Allumage des bougies de Chabbat

Bougies de Chabbat - Nerot de Chabbat

L’importance de l’allumage des bougies de

Allumer une lumière avant Chabbat est une obligation imposée par nos Sages. 

On doit allumer les nerot de chabbat dans la salle à manger car un repas n’est considéré comme important qu’à condition qu’il y ait de la lumière puisque si l’on mange dans l’obscurité, on ne prend pas plaisir à manger. Une des raisons pour laquelle on doit allumer les bougies de chabbat est donc le ‘Oneg Chabbat (le plaisir de chabbat).

Une autre raison d’allumer les nerot de chabbat est pour le chalom bait (la paix du foyer), car s’il n’y a pas de lumières, on risque de trébucher et ainsi s’énerver les uns envers les autres…

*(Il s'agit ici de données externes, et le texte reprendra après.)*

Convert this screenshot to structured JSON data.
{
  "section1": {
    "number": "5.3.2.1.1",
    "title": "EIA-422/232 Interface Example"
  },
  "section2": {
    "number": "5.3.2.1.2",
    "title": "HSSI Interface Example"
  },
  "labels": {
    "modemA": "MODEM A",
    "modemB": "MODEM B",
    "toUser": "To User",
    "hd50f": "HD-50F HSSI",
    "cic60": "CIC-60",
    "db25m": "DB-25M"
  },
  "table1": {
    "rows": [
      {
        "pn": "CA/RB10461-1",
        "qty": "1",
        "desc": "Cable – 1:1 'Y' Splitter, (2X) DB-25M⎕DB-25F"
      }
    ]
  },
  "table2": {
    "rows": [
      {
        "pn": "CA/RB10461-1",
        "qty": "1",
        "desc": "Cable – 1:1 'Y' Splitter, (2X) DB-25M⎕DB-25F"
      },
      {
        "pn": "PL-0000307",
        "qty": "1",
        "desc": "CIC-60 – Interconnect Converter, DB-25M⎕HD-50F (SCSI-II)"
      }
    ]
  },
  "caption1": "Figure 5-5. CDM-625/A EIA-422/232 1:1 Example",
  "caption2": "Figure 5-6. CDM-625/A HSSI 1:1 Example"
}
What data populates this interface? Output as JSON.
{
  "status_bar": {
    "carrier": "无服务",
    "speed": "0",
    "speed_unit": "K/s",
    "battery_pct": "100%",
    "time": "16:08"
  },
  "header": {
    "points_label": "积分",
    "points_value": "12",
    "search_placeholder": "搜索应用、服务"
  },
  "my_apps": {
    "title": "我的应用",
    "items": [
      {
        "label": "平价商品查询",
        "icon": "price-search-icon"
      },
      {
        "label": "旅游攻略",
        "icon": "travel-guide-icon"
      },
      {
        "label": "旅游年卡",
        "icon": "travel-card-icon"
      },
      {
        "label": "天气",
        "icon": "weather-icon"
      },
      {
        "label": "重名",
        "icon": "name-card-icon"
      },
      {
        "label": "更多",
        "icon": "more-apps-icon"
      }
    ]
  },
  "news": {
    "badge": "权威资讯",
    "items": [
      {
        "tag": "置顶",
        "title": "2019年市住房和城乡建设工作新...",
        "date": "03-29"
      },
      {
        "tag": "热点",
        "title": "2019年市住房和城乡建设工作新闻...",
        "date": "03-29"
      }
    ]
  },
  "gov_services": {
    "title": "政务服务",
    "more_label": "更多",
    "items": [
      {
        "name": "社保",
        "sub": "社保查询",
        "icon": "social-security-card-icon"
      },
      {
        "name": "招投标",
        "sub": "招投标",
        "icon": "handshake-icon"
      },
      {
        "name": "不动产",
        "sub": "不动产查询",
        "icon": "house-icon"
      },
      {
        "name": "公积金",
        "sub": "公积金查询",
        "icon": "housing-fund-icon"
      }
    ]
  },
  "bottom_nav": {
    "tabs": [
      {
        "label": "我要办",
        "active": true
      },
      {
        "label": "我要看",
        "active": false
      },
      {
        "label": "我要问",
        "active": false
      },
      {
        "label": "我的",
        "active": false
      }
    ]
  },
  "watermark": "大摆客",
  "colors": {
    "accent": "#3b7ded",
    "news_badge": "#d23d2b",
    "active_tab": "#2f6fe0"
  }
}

Il faut accorder un soin particulier à cette mitsva en allumant de belles lumières car il est écrit dans la Guémara (traité Chabbat, page 23b) « Rav Houna dit : Celui qui a l’habitude d’allumer de belles lumières mérite d’avoir des fils érudits. » Car il est écrit « Car la mitsva est une lampe et la Torah est une lumière » (Michlei 6:23). Ainsi en observant le commandement d’allumer les nerot de chabbat (et celles de ‘Hanouka), on amène au monde la lumière de la Torah.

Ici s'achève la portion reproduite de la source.